Moe, Larry and Curly, the late and lamented originals, would be replaced by a new trio of comics called Toll, Royal and Frenchie.

Of course, we jest; but really it is hard to keep a straight, if sad, face when contemplating the farcically mishandled endeavour.

It has been like watching quicksand slowly swallow a fat man who keeps insisting he is fine and will soon be skipping a light fandango.

Four years ago, amidst an air of optimism, the railroad restoration work was handed to a French company, Travaux du Sud-Ouest, or TSO; while a contract to operate the finished line was given to Toll Royal Railways.

Therein lies one of the key causes of the resulting fiasco.

Rail technicians, businessmen and diplomats endlessly note that it is normal practice for the company that reactivates the line to receive the right to run it for several years.

The Cambodians, however, elbowed TSO aside and awarded a 30-year concession to operate the line to a joint venture between Australia’s Toll Holdings and Cambodia’s Royal Group.

Royal’s head honcho, Kith Meng, is close to the Cambodian leadership and also holds Australian citizenship.

The Frenchies lack such ties, and so, while miffed, agreed to accept just the regeneration job, and began work on the long-disused track from Phnom Penh to Sihanoukville.

This Southern Line was scheduled to be ready by August 1, 2010, later revised to May 30, 2011.

It remains barely half-finished. Only the easiest section as far as Kampot has been rehabilitated – up to a point.

According to independent observers, aspects of the work done on that section are substandard, if not dangerously defective.

Instead of a level line, photographs show parts of the track looking as if they had been laid by a drunken man suffering from heat exposure.

A coherent explanation for the $143 million project’s missed deadlines and work problems has not been forthcoming because those involved have either dissembled shamefully, or have jumped ship or been sacked.

Last month, long-rumoured reports became public that Melbourne-based Toll, or rather its Metro Bar-based local affiliate, was pulling out.

TSO will likely follow.

Apparently, the Chinese will take over and finish the project, although it may be a railroad no one wants to use.

After all, the narrow gauge line to Sihanoukville was never going to be viable anyway, as railway experts and a senior minister told me back in 2009.

Consider the choice facing a local textile manufacturer who has just filled a container with shirts for Marks & Spencer in the UK.

He can take it to the railway station where it will sit until it is put on a train, which will then wait till it is loaded with other containers and then will chug down to Sihanoukville at the pace of a slow bicycle.

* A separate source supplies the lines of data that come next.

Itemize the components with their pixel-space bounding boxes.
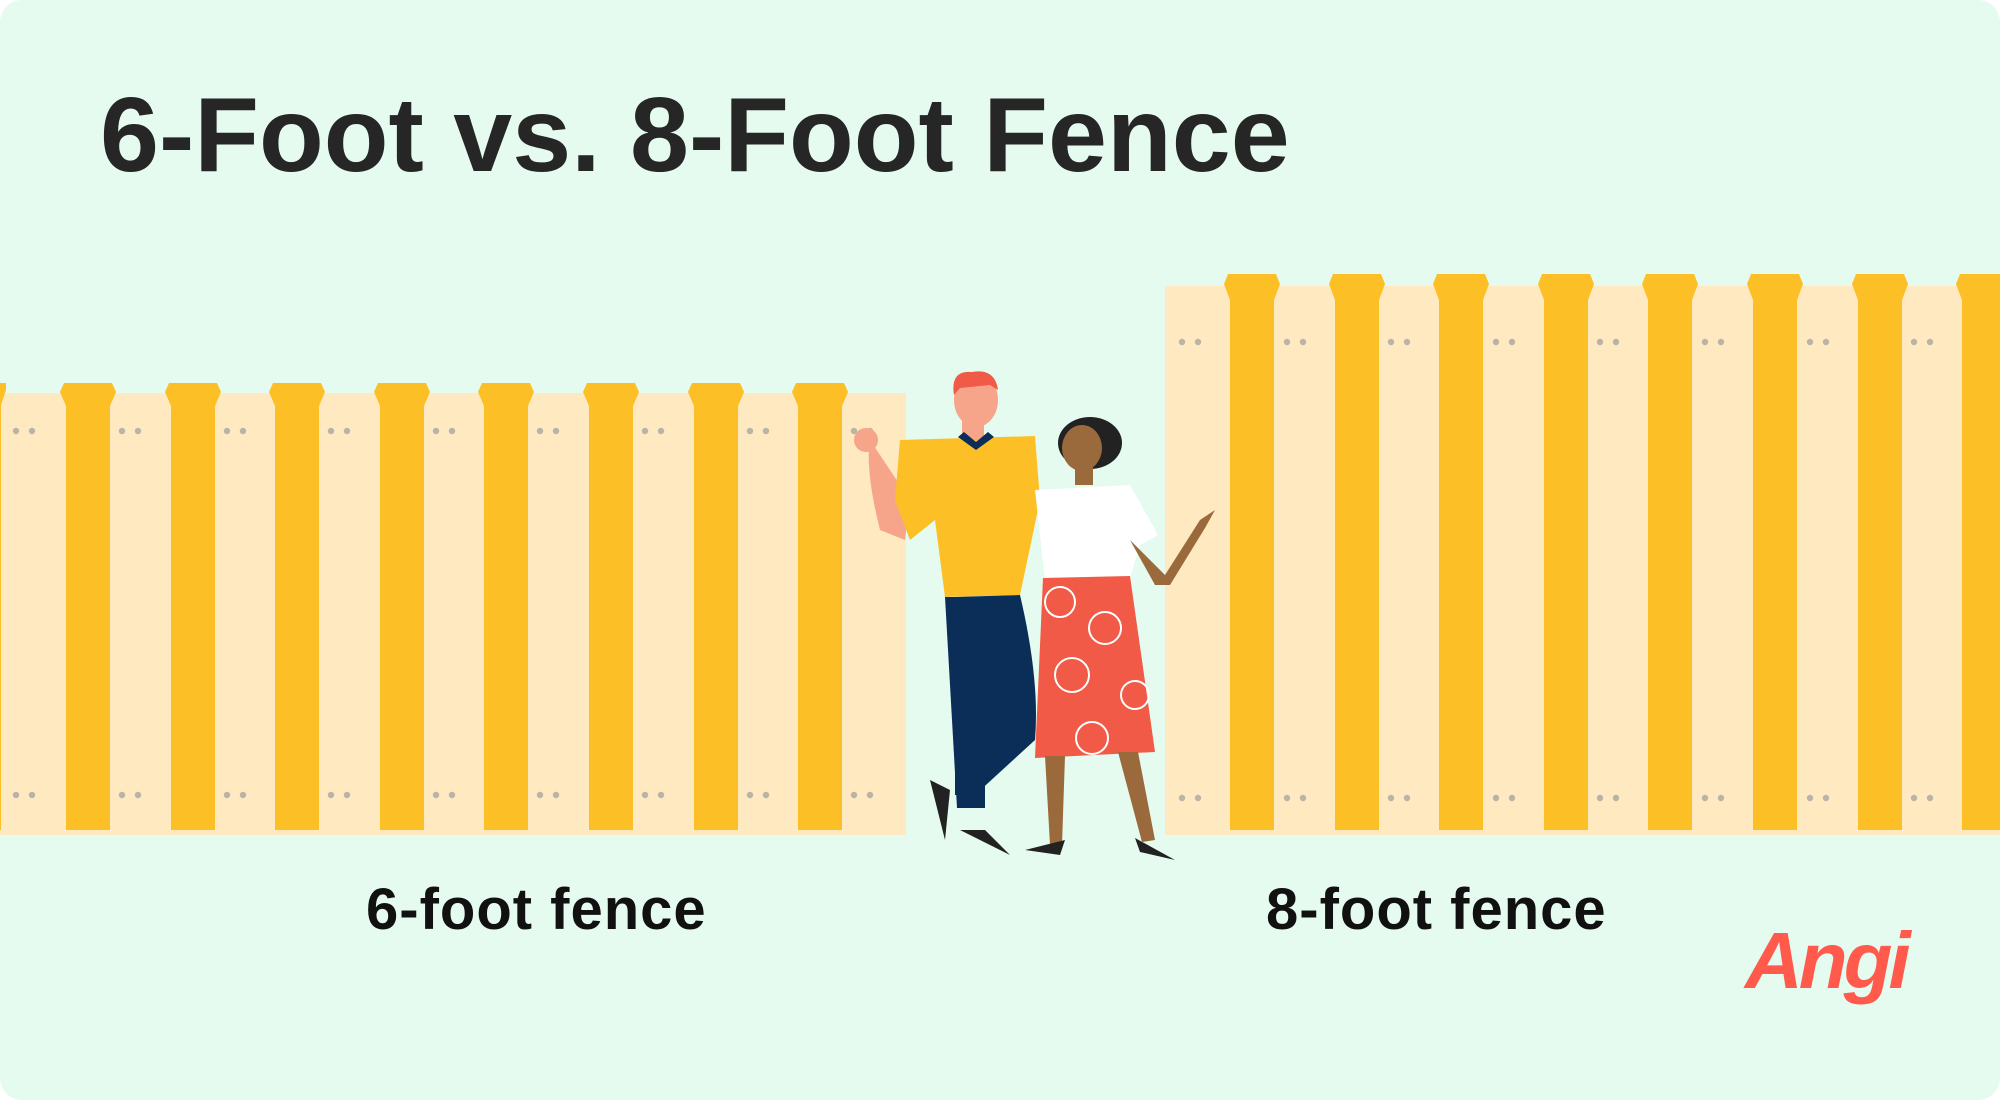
label: 6-foot fence: 6-foot fence bbox=[366, 877, 707, 942]
woman bbox=[1025, 417, 1215, 860]
right fence: 8-foot bbox=[1165, 274, 2000, 835]
people: couple bbox=[854, 371, 1215, 860]
title: 6-Foot vs. 8-Foot Fence bbox=[100, 76, 1290, 194]
label: 8-foot fence: 8-foot fence bbox=[1266, 877, 1607, 942]
logo: Angi: Angi bbox=[1745, 916, 1907, 1005]
man bbox=[854, 371, 1040, 855]
left fence: 6-foot bbox=[0, 383, 906, 835]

Then it will be off-loaded at the port, and await the next feeder boat to Singapore.

Alternatively, he can put his container on a company truck, take it straight down to Sihanoukville and put it right on the boat.

It is a no brainer.

What is perplexing is why the supervising consultant, Japan’s Nippon Koei, did not red card the project long ago.

Perhaps it was because the Asian Development Bank, essentially Japan’s instrument for overseas aid, was its main financial backer.

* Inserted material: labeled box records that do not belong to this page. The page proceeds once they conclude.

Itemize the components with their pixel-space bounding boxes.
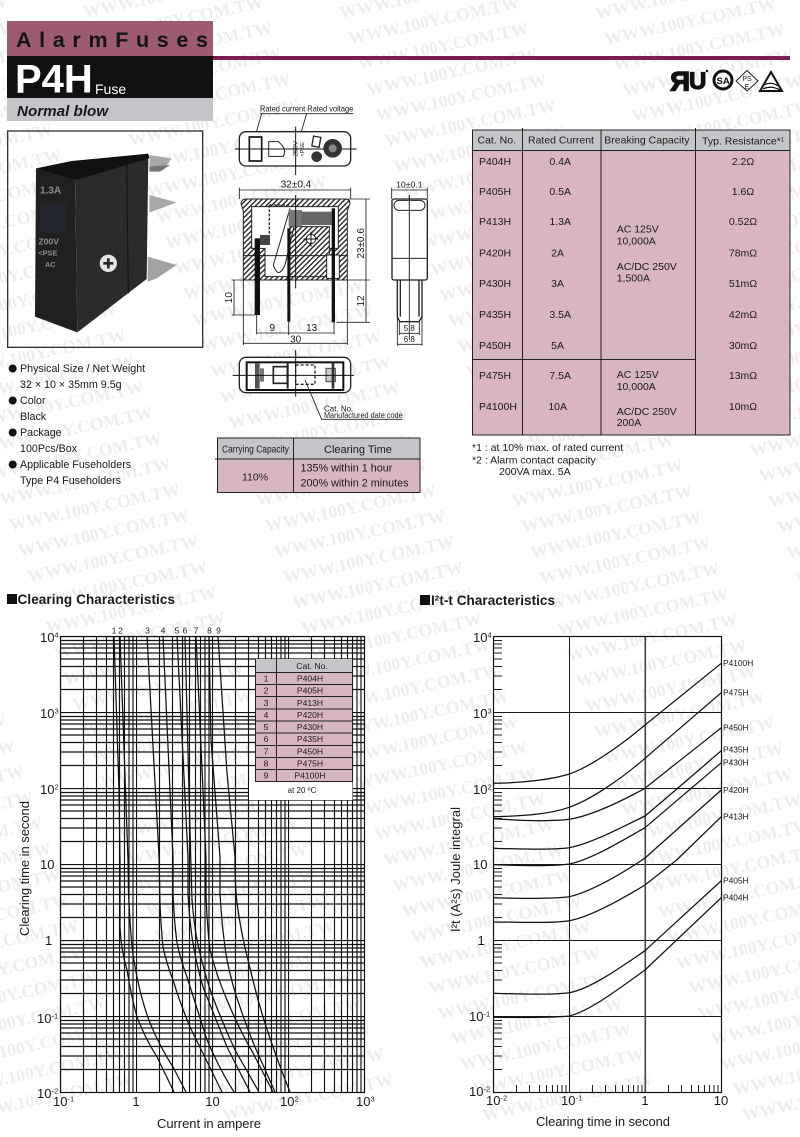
y axis labels: 3 bbox=[487, 706, 492, 716]
legend table: curve numbers: P404H bbox=[297, 674, 323, 684]
header: Alarm Fuses P4H title block bbox=[7, 21, 790, 121]
x axis title: Clearing time in second bbox=[536, 1114, 670, 1129]
heading: Clearing Characteristics: Clearing Characteristics bbox=[18, 592, 175, 607]
column: rated current: 5A bbox=[551, 340, 564, 352]
legend table: curve numbers: P475H bbox=[297, 758, 323, 768]
photo: P4H fuse product picture: Z00V bbox=[38, 236, 59, 246]
x axis labels: 1 bbox=[641, 1093, 649, 1108]
table header: Rated Current bbox=[528, 134, 594, 146]
y axis title: Clearing time in second bbox=[17, 801, 32, 936]
x axis labels: -2 bbox=[500, 1094, 507, 1102]
x axis labels: 10 bbox=[486, 1093, 500, 1108]
y axis labels: 10 bbox=[40, 706, 54, 721]
x axis labels: -1 bbox=[575, 1094, 582, 1102]
column: rated current: 3.5A bbox=[549, 309, 571, 321]
column: typical resistance bbox=[729, 156, 757, 413]
column: rated current: 2A bbox=[551, 248, 564, 260]
icon: UR mark bbox=[670, 66, 708, 96]
specifications list: Black bbox=[20, 411, 47, 423]
diagram: bottom view with date code callout bbox=[233, 350, 403, 420]
y axis labels: -2 bbox=[483, 1084, 490, 1094]
curves: I2t lines bbox=[493, 663, 721, 1018]
legend table: curve numbers: P420H bbox=[297, 710, 323, 720]
legend table: curve numbers: 8 bbox=[264, 758, 269, 768]
x axis labels: 10 bbox=[53, 1094, 67, 1109]
y axis labels: 10 bbox=[40, 630, 54, 645]
legend table: curve numbers: P430H bbox=[297, 722, 323, 732]
column: rated current: 7.5A bbox=[549, 370, 571, 382]
chart: clearing time versus current bbox=[17, 626, 375, 1131]
side view: 10±0.1 bbox=[396, 180, 423, 190]
curve labels: P404H bbox=[723, 892, 749, 902]
icon: UR mark: R bbox=[670, 66, 690, 96]
table: carrying capacity and clearing time: Carrying Capacity bbox=[222, 444, 290, 456]
icon: PSE mark: PS bbox=[742, 76, 752, 83]
y axis title: I²t (A²s) Joule integral bbox=[448, 807, 463, 932]
specifications list: Applicable Fuseholders bbox=[20, 459, 131, 471]
table: carrying capacity and clearing time: Clearing Time bbox=[324, 444, 392, 456]
column: rated current: 10A bbox=[548, 401, 567, 413]
column: category numbers: P404H bbox=[479, 156, 511, 168]
y axis labels: 4 bbox=[54, 630, 59, 640]
legend table: curve numbers: 1 bbox=[264, 674, 269, 684]
y axis labels: 10 bbox=[473, 782, 487, 797]
x axis labels: 3 bbox=[370, 1094, 375, 1104]
y axis labels: 10 bbox=[473, 857, 487, 872]
legend table: curve numbers: P4100H bbox=[294, 770, 326, 780]
x axis labels: 10 bbox=[280, 1094, 294, 1109]
section view bbox=[232, 180, 370, 345]
heading band: AlarmFuses: AlarmFuses bbox=[16, 28, 208, 52]
y axis labels: 1 bbox=[45, 933, 52, 948]
column: typical resistance: 10mΩ bbox=[729, 401, 757, 413]
column: breaking capacity: AC/DC 250V bbox=[617, 261, 677, 273]
x axis labels bbox=[53, 1094, 375, 1109]
column: category numbers: P475H bbox=[479, 370, 511, 382]
y axis labels: 3 bbox=[54, 706, 59, 716]
specifications list: Color bbox=[20, 395, 46, 407]
heading band: AlarmFuses bbox=[7, 21, 213, 56]
column: rated current bbox=[548, 156, 571, 413]
legend table: curve numbers: P435H bbox=[297, 734, 323, 744]
legend table: curve numbers: 4 bbox=[264, 710, 269, 720]
table header bbox=[478, 134, 785, 148]
column: rated current: 0.4A bbox=[549, 156, 571, 168]
rule: maroon header line bbox=[213, 56, 790, 60]
x axis labels: 10 bbox=[714, 1093, 728, 1108]
legend table: curve numbers: Cat. No. bbox=[296, 661, 328, 671]
curve labels: P475H bbox=[723, 688, 749, 698]
y axis labels: -1 bbox=[483, 1010, 490, 1018]
y axis labels: -2 bbox=[51, 1086, 58, 1096]
diagram: dimensional drawing top and section views bbox=[224, 104, 427, 346]
y axis labels bbox=[37, 630, 59, 1101]
side view: 5.8 bbox=[404, 324, 415, 333]
legend table: curve numbers bbox=[249, 659, 352, 800]
curve numbers: 6 bbox=[183, 626, 188, 636]
legend table: curve numbers: P405H bbox=[297, 686, 323, 696]
column: breaking capacity bbox=[617, 224, 677, 429]
x axis labels: 2 bbox=[294, 1094, 299, 1104]
x axis labels: 1 bbox=[132, 1094, 140, 1109]
y axis labels: 10 bbox=[473, 706, 487, 721]
y axis labels: 1 bbox=[478, 933, 485, 948]
column: category numbers: P450H bbox=[479, 340, 511, 352]
heading band: P4H Fuse: P4H bbox=[15, 58, 93, 102]
x axis labels: 10 bbox=[205, 1094, 220, 1109]
dimension labels: 30 bbox=[290, 334, 302, 345]
dimension labels: 12 bbox=[356, 295, 367, 307]
y axis labels: 2 bbox=[54, 782, 59, 792]
heading: I2t-t Characteristics: I²t-t Characteristics bbox=[431, 593, 555, 608]
column: category numbers bbox=[479, 156, 517, 413]
specifications list bbox=[9, 363, 145, 487]
curve numbers: 1 bbox=[112, 626, 117, 636]
icon: UR mark: U bbox=[689, 68, 706, 95]
icons: certification marks bbox=[670, 66, 782, 96]
curve labels bbox=[723, 658, 753, 902]
specifications list: Type P4 Fuseholders bbox=[20, 475, 121, 487]
section view: 32±0.4 bbox=[281, 180, 312, 191]
curve labels: P420H bbox=[723, 785, 749, 795]
legend table: curve numbers: P450H bbox=[297, 746, 323, 756]
dimension labels: 9 bbox=[270, 323, 276, 334]
photo: P4H fuse product picture: <PSE bbox=[38, 249, 57, 258]
footnotes: *1 : at 10% max. of rated current bbox=[472, 442, 623, 454]
callout: rated current and voltage: Rated current Rated voltage bbox=[260, 104, 354, 114]
y axis labels bbox=[469, 630, 492, 1099]
table header: 1 bbox=[781, 138, 785, 144]
heading band: P4H Fuse: Fuse bbox=[95, 81, 126, 97]
table header: Breaking Capacity bbox=[604, 134, 690, 146]
icon: CSA mark: SA bbox=[716, 76, 730, 87]
column: breaking capacity: AC/DC 250V bbox=[617, 406, 677, 418]
y axis labels: 2 bbox=[487, 782, 492, 792]
column: typical resistance: 42mΩ bbox=[729, 309, 757, 321]
photo: P4H fuse product picture: 1.3A bbox=[40, 185, 61, 196]
callout: category number and date code: Manufactured date code bbox=[324, 411, 403, 420]
callout: category number and date code: Cat. No. bbox=[324, 404, 353, 413]
column: category numbers: P435H bbox=[479, 309, 511, 321]
side view: 6.8 bbox=[404, 335, 415, 344]
legend table: curve numbers: 3 bbox=[264, 698, 269, 708]
column: typical resistance: 2.2Ω bbox=[732, 156, 754, 168]
legend table: curve numbers: at 20 ºC bbox=[288, 786, 317, 795]
table: carrying capacity and clearing time: 135% within 1 hour bbox=[300, 462, 393, 474]
y axis labels: 10 bbox=[37, 1086, 51, 1101]
curves: fuse characteristics bbox=[114, 636, 290, 1092]
x axis labels: 10 bbox=[356, 1094, 370, 1109]
curve labels: P435H bbox=[723, 744, 749, 754]
curve numbers: 4 bbox=[161, 626, 166, 636]
curve numbers: 2 bbox=[118, 626, 123, 636]
curve labels: P405H bbox=[723, 876, 749, 886]
heading band: P4H Fuse bbox=[7, 56, 213, 102]
column: breaking capacity: 10,000A bbox=[617, 381, 656, 393]
column: category numbers: P4100H bbox=[479, 401, 517, 413]
specifications list: Package bbox=[20, 427, 62, 439]
column: breaking capacity: AC 125V bbox=[617, 224, 659, 236]
dimension labels: 10 bbox=[224, 292, 235, 303]
column: category numbers: P420H bbox=[479, 248, 511, 260]
callout: rated current and voltage bbox=[255, 104, 354, 138]
chart: I2t versus clearing time bbox=[448, 630, 753, 1129]
legend table: curve numbers: 9 bbox=[264, 770, 269, 780]
callout: category number and date code bbox=[305, 380, 403, 420]
curve numbers: 8 bbox=[207, 626, 212, 636]
column: breaking capacity: AC 125V bbox=[617, 369, 659, 381]
curve labels: P4100H bbox=[723, 658, 753, 668]
x axis labels: -1 bbox=[67, 1094, 74, 1104]
column: rated current: 1.3A bbox=[549, 216, 571, 228]
specifications list: Physical Size / Net Weight bbox=[20, 363, 145, 375]
curve numbers: 5 bbox=[175, 626, 180, 636]
top view: <PSE bbox=[300, 142, 306, 157]
x axis labels bbox=[486, 1093, 728, 1108]
column: breaking capacity: 200A bbox=[617, 417, 641, 429]
column: category numbers: P413H bbox=[479, 216, 511, 228]
table header: Cat. No. bbox=[478, 134, 516, 146]
legend table: curve numbers: 6 bbox=[264, 734, 269, 744]
heading band: Normal blow: Normal blow bbox=[17, 103, 109, 120]
y axis labels: 4 bbox=[487, 630, 492, 640]
legend table: curve numbers: 7 bbox=[264, 746, 269, 756]
specifications list: 32 × 10 × 35mm 9.5g bbox=[20, 379, 122, 391]
table: carrying capacity and clearing time: 110% bbox=[242, 472, 268, 484]
table: ratings by category number bbox=[472, 128, 790, 435]
footnotes: 200VA max. 5A bbox=[499, 466, 571, 478]
y axis labels: 10 bbox=[473, 630, 487, 645]
photo: P4H fuse product picture bbox=[8, 131, 203, 347]
curve numbers: 3 bbox=[145, 626, 150, 636]
y axis labels: 10 bbox=[37, 1011, 51, 1026]
curve numbers: 7 bbox=[194, 626, 199, 636]
dimension labels: 13 bbox=[306, 323, 318, 334]
column: rated current: 3A bbox=[551, 278, 564, 290]
icon: triangle mark bbox=[760, 72, 782, 91]
footnotes: *2 : Alarm contact capacity bbox=[472, 454, 596, 466]
x axis labels: 10 bbox=[561, 1093, 575, 1108]
table: carrying capacity and clearing time bbox=[215, 438, 420, 493]
icon: PSE mark bbox=[736, 70, 758, 91]
legend table: curve numbers: P413H bbox=[297, 698, 323, 708]
legend table: curve numbers: 2 bbox=[264, 686, 269, 696]
photo: P4H fuse product picture: AC bbox=[45, 260, 56, 269]
column: typical resistance: 13mΩ bbox=[729, 370, 757, 382]
top view bbox=[235, 127, 357, 175]
column: typical resistance: 78mΩ bbox=[729, 248, 757, 260]
curve labels: P430H bbox=[723, 758, 749, 768]
y axis labels: 10 bbox=[469, 1084, 483, 1099]
specifications list: 100Pcs/Box bbox=[20, 443, 78, 455]
column: typical resistance: 30mΩ bbox=[729, 340, 757, 352]
curve numbers bbox=[112, 626, 221, 636]
column: rated current: 0.5A bbox=[549, 186, 571, 198]
legend table: curve numbers: 5 bbox=[264, 722, 269, 732]
table header: Typ. Resistance* bbox=[702, 136, 781, 148]
column: typical resistance: 0.52Ω bbox=[729, 216, 757, 228]
curve numbers: 9 bbox=[216, 626, 221, 636]
dimension labels: 23±0.6 bbox=[356, 228, 367, 259]
y axis labels: -1 bbox=[51, 1012, 58, 1020]
top view: 250V bbox=[292, 141, 299, 157]
column: typical resistance: 1.6Ω bbox=[732, 186, 754, 198]
x axis title: Current in ampere bbox=[157, 1116, 261, 1131]
heading band: Normal blow bbox=[7, 98, 213, 121]
table: carrying capacity and clearing time: 200% within 2 minutes bbox=[300, 478, 409, 490]
curve labels: P450H bbox=[723, 722, 749, 732]
y axis labels: 10 bbox=[469, 1009, 483, 1024]
side view bbox=[392, 180, 427, 346]
column: category numbers: P430H bbox=[479, 278, 511, 290]
dimension labels bbox=[224, 228, 367, 345]
footnotes bbox=[472, 442, 623, 478]
column: breaking capacity: 10,000A bbox=[617, 236, 656, 248]
column: breaking capacity: 1,500A bbox=[617, 272, 650, 284]
column: category numbers: P405H bbox=[479, 186, 511, 198]
y axis labels: 10 bbox=[40, 782, 54, 797]
icon: PSE mark: E bbox=[745, 84, 750, 91]
y axis labels: 10 bbox=[40, 857, 54, 872]
curve labels: P413H bbox=[723, 812, 749, 822]
column: typical resistance: 51mΩ bbox=[729, 278, 757, 290]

Along with AusAID, a secondary funder, the bank should explain why millions were given to the Cambodian government to pay TSO for its dilatory work.

Given that the ADB has proposed funding similar projects in Myanmar, the debacle has important regional implications.

Certainly, after what has happened here, well-known cronies in Yangon like Zaw Zaw, Saya Kyaung and Te Za will be slavering at the prospect of pocketing millions from the ADB’s benevolent laxity.